Dalam keadaan ini, iddahnya selesai tanpa khilaf di antara ulama. Ibn al-Mundzir menukil ijma’ ulama bahwa jika jelas itu adalah janin, maka ia masuk dalam firman Allah:
﴿وَأُولَاتُ الْأَحْمَالِ أَجَلُهُنَّ أَنْ يَضَعْنَ حَمْلَهُنَّ﴾
“Perempuan-perempuan yang hamil, masa iddah mereka ialah sampai mereka melahirkan kandungannya.” (Ath-Thalāq: 4)
2. Keluar berupa air mani (nuthfah) atau darah yang tidak jelas apakah itu bakal janin atau bukan.
Dalam kondisi ini, tidak ada hukum iddah yang berubah karena belum terbukti itu janin, baik dengan penglihatan maupun kesaksian ahli.

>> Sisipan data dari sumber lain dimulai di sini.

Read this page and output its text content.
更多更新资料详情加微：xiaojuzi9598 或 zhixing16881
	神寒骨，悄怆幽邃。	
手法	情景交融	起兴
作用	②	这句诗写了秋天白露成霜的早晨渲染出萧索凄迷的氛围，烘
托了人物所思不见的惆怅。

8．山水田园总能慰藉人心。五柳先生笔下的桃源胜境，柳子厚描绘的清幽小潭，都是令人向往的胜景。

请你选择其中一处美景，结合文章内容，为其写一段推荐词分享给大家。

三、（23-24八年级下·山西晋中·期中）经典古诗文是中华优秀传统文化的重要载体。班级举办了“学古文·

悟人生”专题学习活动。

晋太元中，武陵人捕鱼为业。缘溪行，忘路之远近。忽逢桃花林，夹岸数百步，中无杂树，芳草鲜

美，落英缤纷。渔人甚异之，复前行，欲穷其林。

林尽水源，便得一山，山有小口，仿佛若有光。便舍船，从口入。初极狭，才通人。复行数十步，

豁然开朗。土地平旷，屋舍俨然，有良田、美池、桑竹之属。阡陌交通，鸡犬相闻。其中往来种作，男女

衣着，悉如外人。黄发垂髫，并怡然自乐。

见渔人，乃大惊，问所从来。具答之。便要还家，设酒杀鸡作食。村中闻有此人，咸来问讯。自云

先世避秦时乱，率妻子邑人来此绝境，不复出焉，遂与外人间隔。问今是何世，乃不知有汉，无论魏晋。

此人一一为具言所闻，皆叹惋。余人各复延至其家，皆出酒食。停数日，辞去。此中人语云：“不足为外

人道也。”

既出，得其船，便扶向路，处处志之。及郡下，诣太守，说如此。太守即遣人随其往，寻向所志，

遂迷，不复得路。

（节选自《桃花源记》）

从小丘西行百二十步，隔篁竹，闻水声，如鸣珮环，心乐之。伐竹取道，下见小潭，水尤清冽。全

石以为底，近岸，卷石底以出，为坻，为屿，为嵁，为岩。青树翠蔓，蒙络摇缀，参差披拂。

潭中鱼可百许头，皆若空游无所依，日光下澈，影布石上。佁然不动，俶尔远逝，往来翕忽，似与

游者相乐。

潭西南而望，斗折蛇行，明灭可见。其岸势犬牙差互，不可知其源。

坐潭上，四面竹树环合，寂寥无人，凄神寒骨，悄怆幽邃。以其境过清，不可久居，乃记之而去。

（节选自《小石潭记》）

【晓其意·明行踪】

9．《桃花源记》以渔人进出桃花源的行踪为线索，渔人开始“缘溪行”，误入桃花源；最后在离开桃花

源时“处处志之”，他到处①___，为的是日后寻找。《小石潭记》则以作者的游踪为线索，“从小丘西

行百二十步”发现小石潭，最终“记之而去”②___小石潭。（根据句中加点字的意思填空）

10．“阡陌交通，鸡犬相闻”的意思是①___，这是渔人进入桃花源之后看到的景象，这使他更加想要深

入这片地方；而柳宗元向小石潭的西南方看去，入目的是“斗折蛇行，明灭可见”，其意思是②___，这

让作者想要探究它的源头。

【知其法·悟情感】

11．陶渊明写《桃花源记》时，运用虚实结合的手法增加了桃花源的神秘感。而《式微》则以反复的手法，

3. Keluar segumpal daging (mudhghah) yang belum tampak bentuk, namun bidan-bidan terpercaya bersaksi bahwa di dalamnya ada bentuk halus janin.
Ini dihukumi seperti keadaan pertama: iddah selesai, karena ahli yang terpercaya menegaskan bahwa itu janin.
4. Keluar mudhghah tanpa bentuk, namun bidan terpercaya bersaksi bahwa itu permulaan penciptaan manusia.
Dalam hal ini, terdapat dua riwayat dari Imam Ahmad:
o Riwayat pertama: iddah tidak selesai, dan tidak dihukumi sebagai “umm walad”.
o Riwayat kedua: iddah tidak selesai, tetapi status “umm walad” ditetapkan, sebagai bentuk kehati-hatian.
5. Keluar mudhghah tanpa bentuk, dan tidak ada kesaksian ahli bahwa itu permulaan penciptaan manusia.
Maka iddah tidak selesai, dan ia bukan umm walad, karena tidak terbukti sebagai janin.
Ibn Qudāmah juga menyebut bahwa iddah tidak pernah berakhir hanya dengan keluarnya nuthfah atau ‘alaqah, meskipun ada yang menyebutnya permulaan penciptaan, kecuali pendapat al-Hasan al-Bashri—namun jumhur ulama menilainya lemah.
Tentang batas minimal usia kandungan yang dengannya iddah bisa berakhir, disebutkan bahwa yang paling sedikit adalah 80 hari sejak kemungkinan terjadi jima’, berdasarkan hadits Nabi ﷺ:
«إِنَّ أَحَدَكُمْ يُجْمَعُ خَلْقُهُ فِي بَطْنِ أُمِّهِ أَرْبَعِينَ يَوْمًا نُطْفَةً، ثُمَّ يَكُونُ عَلَقَةً مِثْلَ ذَلِكَ، ثُمَّ يَكُونُ مُضْغَةً مِثْلَ ذَلِكَ…»
“Sesungguhnya salah seorang di antara kalian dikumpulkan penciptaannya dalam rahim ibunya selama empat puluh hari berupa nuthfah, kemudian menjadi ‘alaqah selama itu pula, lalu menjadi mudhghah selama itu pula…” (Muttafaq ‘alaih)
Karena iddah tidak selesai dengan sesuatu yang kurang dari mudhghah, maka secara minimal ia terjadi setelah kurang-lebih 80 hari. Adapun setelah 4 bulan, maka tidak ada keraguan lagi karena masuk fase penciptaan yang lebih sempurna.